Mauro Venegoni
Medaglia d’oro alla resistenza
Nato a Legnano il 4 ottobre 1903, è stato ucciso dalle camicie nere a Busto Arsizio (Varese) il 31 ottobre 1944.
Anch’egli come il fratello Carlo, è assunto in fabbrica come operaio a 12 anni. Nel 1917, ad appena 15 anni, entra con il fratello nella gioventù socialista e nel ’21 nel PcdI. In prima fila nella lotta antifascista, partecipa nel 1922 ai funerali di Giovanni Novara, giovane sindacalista assassinato dagli squadristi legnanesi. Ripetutamente e ferocemente perseguitato dai fascisti, nel 1923 si trasferisce a Milano e lavora alla Caproni. Nel 1924 ha lunghe frequentazioni con Gramsci, e scrive diverse “corrispondenze operaie” per l’Unità.
Le aggressioni e l'arresto
Membro del Comitato sindacale nazionale comunista, più volte aggredito dagli squadristi, fermato e arrestato; alla fine del 1926 i Carabinieri di Legnano lo propongono per il confino, accompagnando la richiesta con un rapporto che è un inno alla sua tempra di militante antifascista. La richiesta viene lasciata cadere perché nel 1927 è incarcerato per 15 mesi con il fratello minore Pierino. Deferito al Tribunale Speciale, è infine assolto per insufficienza di prove.
Nel 1929 espatria in Francia, dove lavora come operaio alla Citroen. Nel 1930 viene inviato dal Centro di Parigi alla scuola leninista di Mosca. Ritornato in Francia e inviato in missione in Italia, nel maggio 1932 viene arrestato in Sicilia e condannato a cinque anni di reclusione, che sconta in gran parte a Civitavecchia. Sono anni di privazioni, di solitudine, ma anche di studio fecondo.
L'internamento
L’11 giugno 1940 (il giorno successivo all’entrata in guerra dell’Italia) è internato nel campo di Istonio Marina (l’attuale Vasto, in provincia di Chieti), dove è costretto a una vita di privazioni. A Istonio organizza subito un comitato clandestino di resistenza. Scoperto, è trasferito in punizione alle Tremiti, dove per le sue posizioni antistaliniste è radiato dal collettivo del partito.

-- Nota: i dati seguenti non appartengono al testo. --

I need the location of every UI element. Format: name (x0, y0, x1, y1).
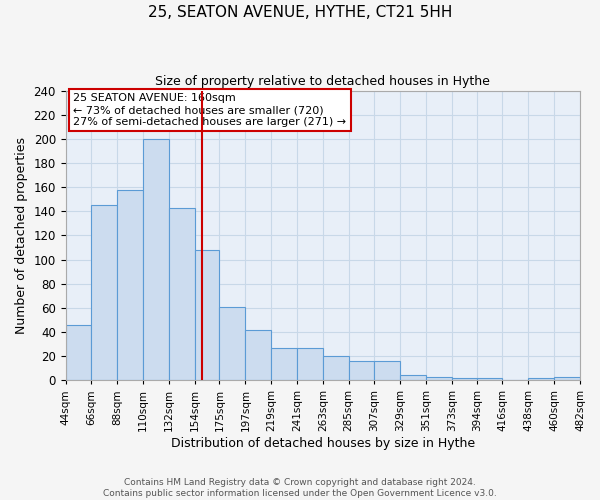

Liberato dal campo di concentramento delle Tremiti solo nell’agosto 1943, si impegna immediatamente nelle lotte operaie nell’Alto Milanese e dopo 1’8 settembre organizza e dirige il movimento sappista prima nell’Olonese e poi nel Vimercatese conquistandosi, nonostante la sua condizione di radiato, la stima e la fiducia dei militanti comunisti di base.
Catturato casualmente dai fascisti a Busto Arsizio, viene torturato e poi assassinato il 31 ottobre 1944. Il suo corpo è gettato in un campo a Cassano Magnago – dove oggi sorge un cippo commemorativo – e quindi sepolto in tutta fretta dalle autorità fasciste sotto il nome di Raimondi (il nome dei suoi documenti falsi). In questo modo i repubblichini cercano di occultare le orrende mutilazioni alle quali Mauro era stato sottoposto dai suoi carnefici, nel vano tentativo di strappargli informazioni sull’organizzazione partigiana della zona. Il corpo di Mauro sarà riesumato nell’ottobre 1945 e portato tra due ali di folla al cimitero di Legnano, per essere sepolto nel campo dei caduti partigiani.
Nel dopoguerra gli è stata conferita la Medaglia d’Oro al Valor Militare alla memoria.
Ai funerali di una vittima dei fascisti
Il 17 luglio dei 1922 Mauro non ha ancora compiuto 19 anni, ma è già uno degli antifascisti più in vista nella sua città, e ha già dovuto subire più di una volta gli attacchi delle squadracce, che in qualche caso gli hanno procurato serie ferite. La foto lo coglie nelle prime file dell’immenso corteo funebre che accompagna al cimitero Giovanni Novara, sindacalista assassinato dai fascisti in pieno giorno. Alla marcia su Roma mancano ancora pochi mesi.